Ак-Йондоз сидела, будто раздумывала, брать или не брать. Потом протянула обе руки и, как берут только что вылупившегося цыпленка, в сложенные ладони взяла листок. Ее красивое светлое лицо все чернело и чернело перед моими глазами. Но тонкая лебединая шея ее не согнулась, и голова, полная тяжелого горя, не поникла. Ак-Йондоз словно окаменела. И каменное тело здесь осталось, а душа улетела куда-то. Но не-надолго. Она снова вернулась в холодное неуютное тело.
– О господи!
– горько вскрикнула Ак-Йондоз.
– Если уж такая любовь от гибели спасти не смогла! Чему же верить тогда, на что опереться? А как я верила!.. Сколько книг написали о том, что любовь сильнее смерти. Я их, как веру, чтила, каждое слово заучивала. Неужели все ложь, все выдумка?

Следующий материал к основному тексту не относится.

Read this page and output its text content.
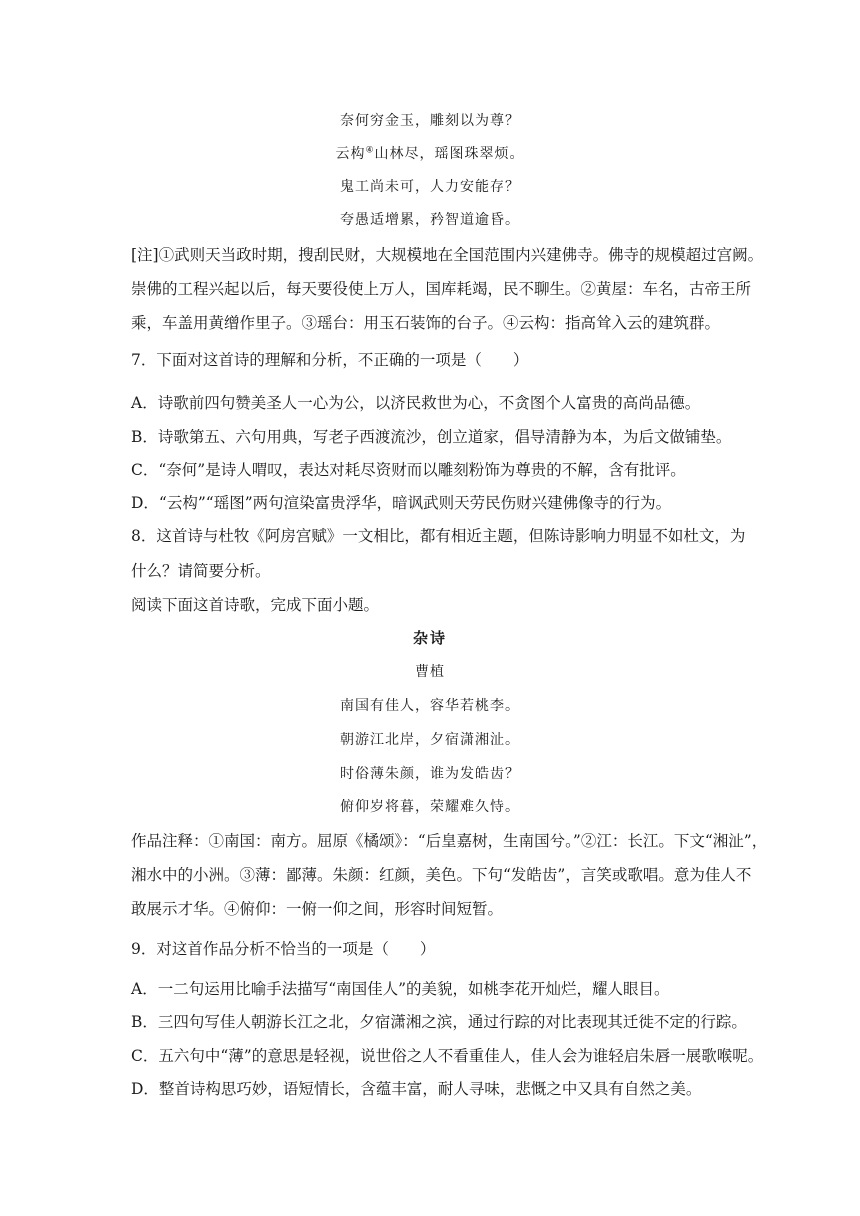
奈何穷金玉，雕刻以为尊？
云构④山林尽，瑶图珠翠烦。
鬼工尚未可，人力安能存？
夸愚适增累，矜智道逾昏。
[注]①武则天当政时期，搜刮民财，大规模地在全国范围内兴建佛寺。佛寺的规模超过宫阙。
崇佛的工程兴起以后，每天要役使上万人，国库耗竭，民不聊生。②黄屋：车名，古帝王所
乘，车盖用黄缯作里子。③瑶台：用玉石装饰的台子。④云构：指高耸入云的建筑群。
7．下面对这首诗的理解和分析，不正确的一项是（　　）
A．诗歌前四句赞美圣人一心为公，以济民救世为心，不贪图个人富贵的高尚品德。
B．诗歌第五、六句用典，写老子西渡流沙，创立道家，倡导清静为本，为后文做铺垫。
C．“奈何”是诗人喟叹，表达对耗尽资财而以雕刻粉饰为尊贵的不解，含有批评。
D．“云构”“瑶图”两句渲染富贵浮华，暗讽武则天劳民伤财兴建佛像寺的行为。
8．这首诗与杜牧《阿房宫赋》一文相比，都有相近主题，但陈诗影响力明显不如杜文，为
什么？请简要分析。
阅读下面这首诗歌，完成下面小题。
杂诗
曹植
南国有佳人，容华若桃李。
朝游江北岸，夕宿潇湘沚。
时俗薄朱颜，谁为发皓齿？
俯仰岁将暮，荣耀难久恃。
作品注释：①南国：南方。屈原《橘颂》：“后皇嘉树，生南国兮。”②江：长江。下文“湘沚”，
湘水中的小洲。③薄：鄙薄。朱颜：红颜，美色。下句“发皓齿”，言笑或歌唱。意为佳人不
敢展示才华。④俯仰：一俯一仰之间，形容时间短暂。
9．对这首作品分析不恰当的一项是（　　）
A．一二句运用比喻手法描写“南国佳人”的美貌，如桃李花开灿烂，耀人眼目。
B．三四句写佳人朝游长江之北，夕宿潇湘之滨，通过行踪的对比表现其迁徙不定的行踪。
C．五六句中“薄”的意思是轻视，说世俗之人不看重佳人，佳人会为谁轻启朱唇一展歌喉呢。
D．整首诗构思巧妙，语短情长，含蕴丰富，耐人寻味，悲慨之中又具有自然之美。
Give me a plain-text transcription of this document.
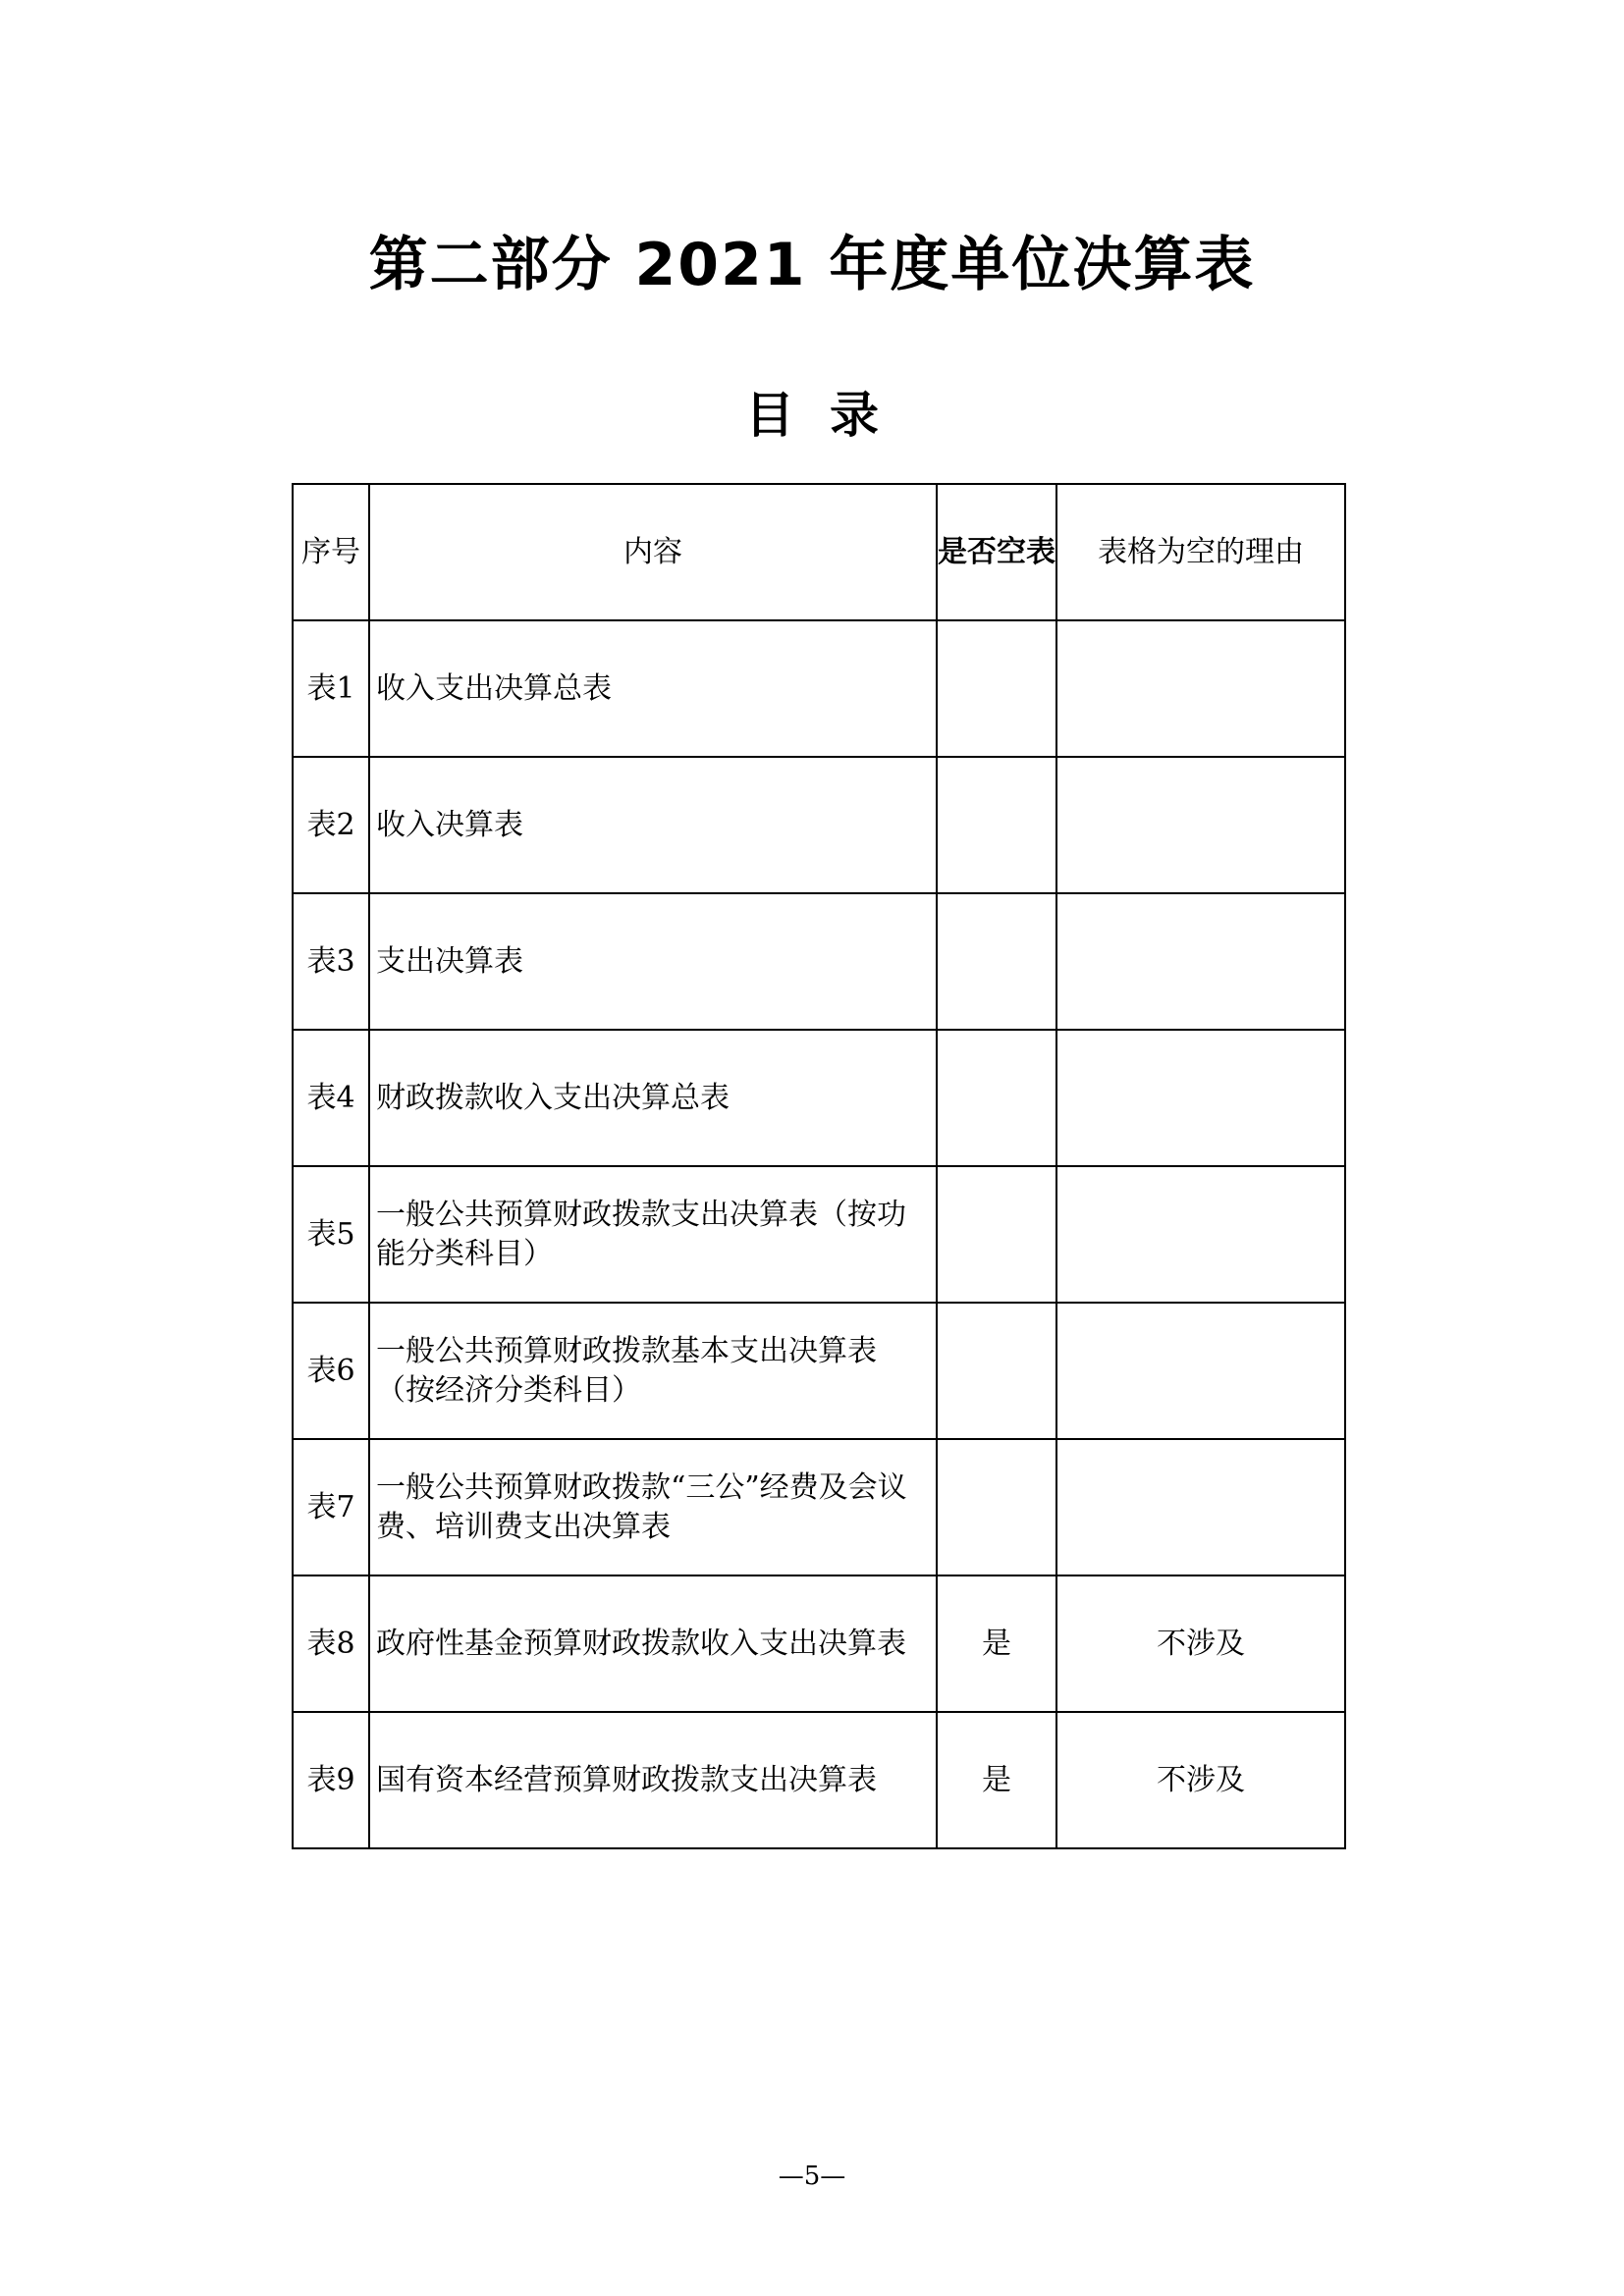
第二部分 2021 年度单位决算表
目录
序号	内容	是否空表	表格为空的理由
表1	收入支出决算总表		
表2	收入决算表		
表3	支出决算表		
表4	财政拨款收入支出决算总表		
表5	一般公共预算财政拨款支出决算表（按功能分类科目）		
表6	一般公共预算财政拨款基本支出决算表 （按经济分类科目）		
表7	一般公共预算财政拨款“三公”经费及会议费、培训费支出决算表		
表8	政府性基金预算财政拨款收入支出决算表	是	不涉及
表9	国有资本经营预算财政拨款支出决算表	是	不涉及
—5—
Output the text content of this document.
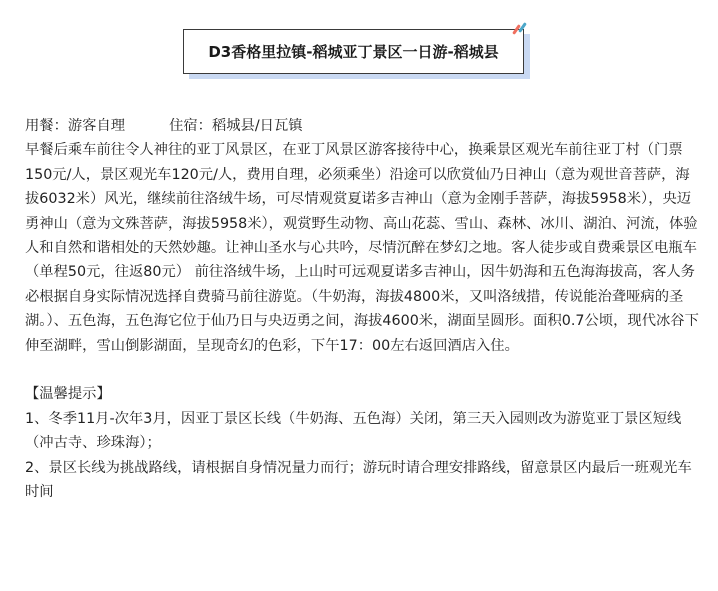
D3香格里拉镇-稻城亚丁景区一日游-稻城县

用餐：游客自理	住宿：稻城县/日瓦镇

早餐后乘车前往令人神往的亚丁风景区，在亚丁风景区游客接待中心，换乘景区观光车前往亚丁村（门票150元/人，景区观光车120元/人，费用自理，必须乘坐）沿途可以欣赏仙乃日神山（意为观世音菩萨，海拔6032米）风光，继续前往洛绒牛场，可尽情观赏夏诺多吉神山（意为金刚手菩萨，海拔5958米），央迈勇神山（意为文殊菩萨，海拔5958米），观赏野生动物、高山花蕊、雪山、森林、冰川、湖泊、河流，体验人和自然和谐相处的天然妙趣。让神山圣水与心共吟，尽情沉醉在梦幻之地。客人徒步或自费乘景区电瓶车（单程50元，往返80元） 前往洛绒牛场，上山时可远观夏诺多吉神山，因牛奶海和五色海海拔高，客人务必根据自身实际情况选择自费骑马前往游览。（牛奶海，海拔4800米，又叫洛绒措，传说能治聋哑病的圣湖。）、五色海，五色海它位于仙乃日与央迈勇之间，海拔4600米，湖面呈圆形。面积0.7公顷，现代冰谷下伸至湖畔，雪山倒影湖面，呈现奇幻的色彩，下午17：00左右返回酒店入住。

【温馨提示】

1、冬季11月-次年3月，因亚丁景区长线（牛奶海、五色海）关闭，第三天入园则改为游览亚丁景区短线（冲古寺、珍珠海）；

2、景区长线为挑战路线，请根据自身情况量力而行；游玩时请合理安排路线，留意景区内最后一班观光车时间
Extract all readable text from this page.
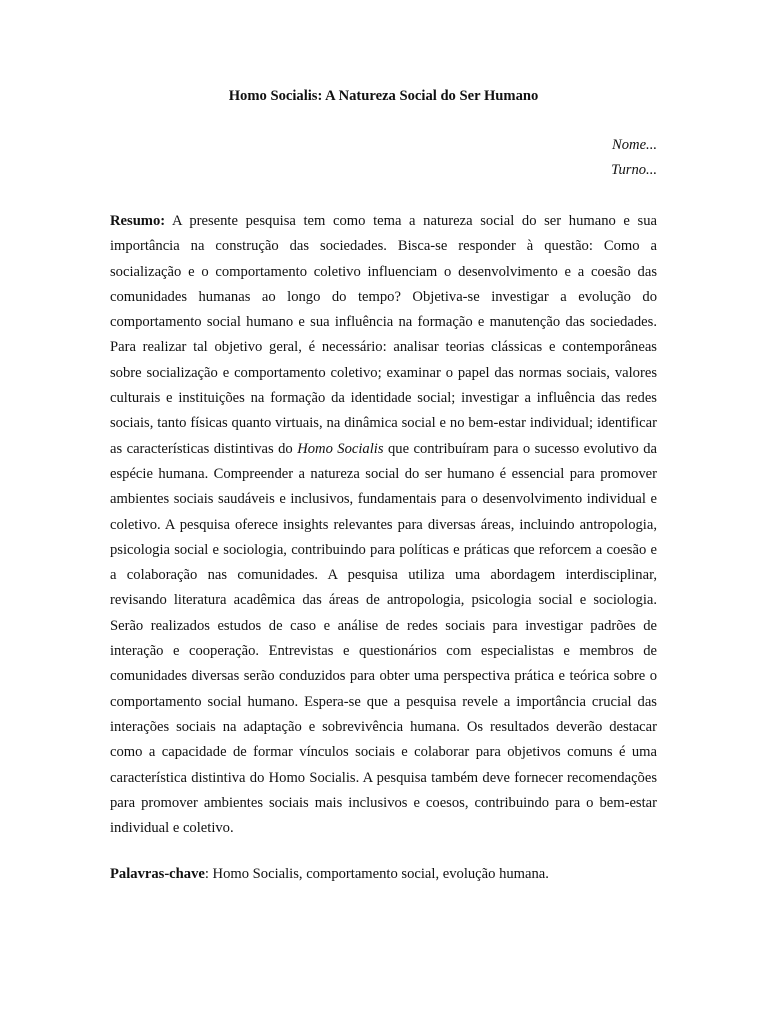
Homo Socialis: A Natureza Social do Ser Humano

Nome...

Turno...

Resumo: A presente pesquisa tem como tema a natureza social do ser humano e sua importância na construção das sociedades. Bisca-se responder à questão: Como a socialização e o comportamento coletivo influenciam o desenvolvimento e a coesão das comunidades humanas ao longo do tempo? Objetiva-se investigar a evolução do comportamento social humano e sua influência na formação e manutenção das sociedades. Para realizar tal objetivo geral, é necessário: analisar teorias clássicas e contemporâneas sobre socialização e comportamento coletivo; examinar o papel das normas sociais, valores culturais e instituições na formação da identidade social; investigar a influência das redes sociais, tanto físicas quanto virtuais, na dinâmica social e no bem-estar individual; identificar as características distintivas do Homo Socialis que contribuíram para o sucesso evolutivo da espécie humana. Compreender a natureza social do ser humano é essencial para promover ambientes sociais saudáveis e inclusivos, fundamentais para o desenvolvimento individual e coletivo. A pesquisa oferece insights relevantes para diversas áreas, incluindo antropologia, psicologia social e sociologia, contribuindo para políticas e práticas que reforcem a coesão e a colaboração nas comunidades. A pesquisa utiliza uma abordagem interdisciplinar, revisando literatura acadêmica das áreas de antropologia, psicologia social e sociologia. Serão realizados estudos de caso e análise de redes sociais para investigar padrões de interação e cooperação. Entrevistas e questionários com especialistas e membros de comunidades diversas serão conduzidos para obter uma perspectiva prática e teórica sobre o comportamento social humano. Espera-se que a pesquisa revele a importância crucial das interações sociais na adaptação e sobrevivência humana. Os resultados deverão destacar como a capacidade de formar vínculos sociais e colaborar para objetivos comuns é uma característica distintiva do Homo Socialis. A pesquisa também deve fornecer recomendações para promover ambientes sociais mais inclusivos e coesos, contribuindo para o bem-estar individual e coletivo.

Palavras-chave: Homo Socialis, comportamento social, evolução humana.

– она опять протянула руки с лежащей в горсти похоронкой.
– От такого богатыря только это и осталось... Где правда, где справедливость?
И замолчала. Матушка Майтап подняла голову.
– А я, сноха, так скажу: из-за этой любви-то он и сложил голову. Настоящий мужчина, если влюбится, так уж любит через край, белоечерное не различает, о страхе забывает. Вот и Марагим-азамат хотел, наверное, тебе молодцом показаться, назад не оглядывался, в самый огонь шел. Он, верно, чувствовал, что ты на него смотришь. Вот и бросался в самое пекло. Смотри, дескать, вот я какой! Так и пропала его голова.
Она помолчала и добавила со вздохом:
– Кажется, чего-то лишнего наговорила...
Безжалостные слова старухи, казалось, никак не коснулись Ак-Йондоз. А два письма, которые я в двух карманах гимнастерки носил, как два живых угля, обожгли мне грудь.
Одно из них начинается так...
Нет, подождем немного. Закончим сначала повесть об Ак-Йондоз. Больше она ни слова не сказала, ни слезинки не обронила. Старуха ушла. А сколько мы втроем сидели, не знаю. Первой поднялась Ак-Йондоз. Мы, провожая, вышли на крыльцо. Она пошла не домой, а направилась к Мукушеву холму, куда, в час прощания, посадив ее в седло перед собой, поскакал Марагим.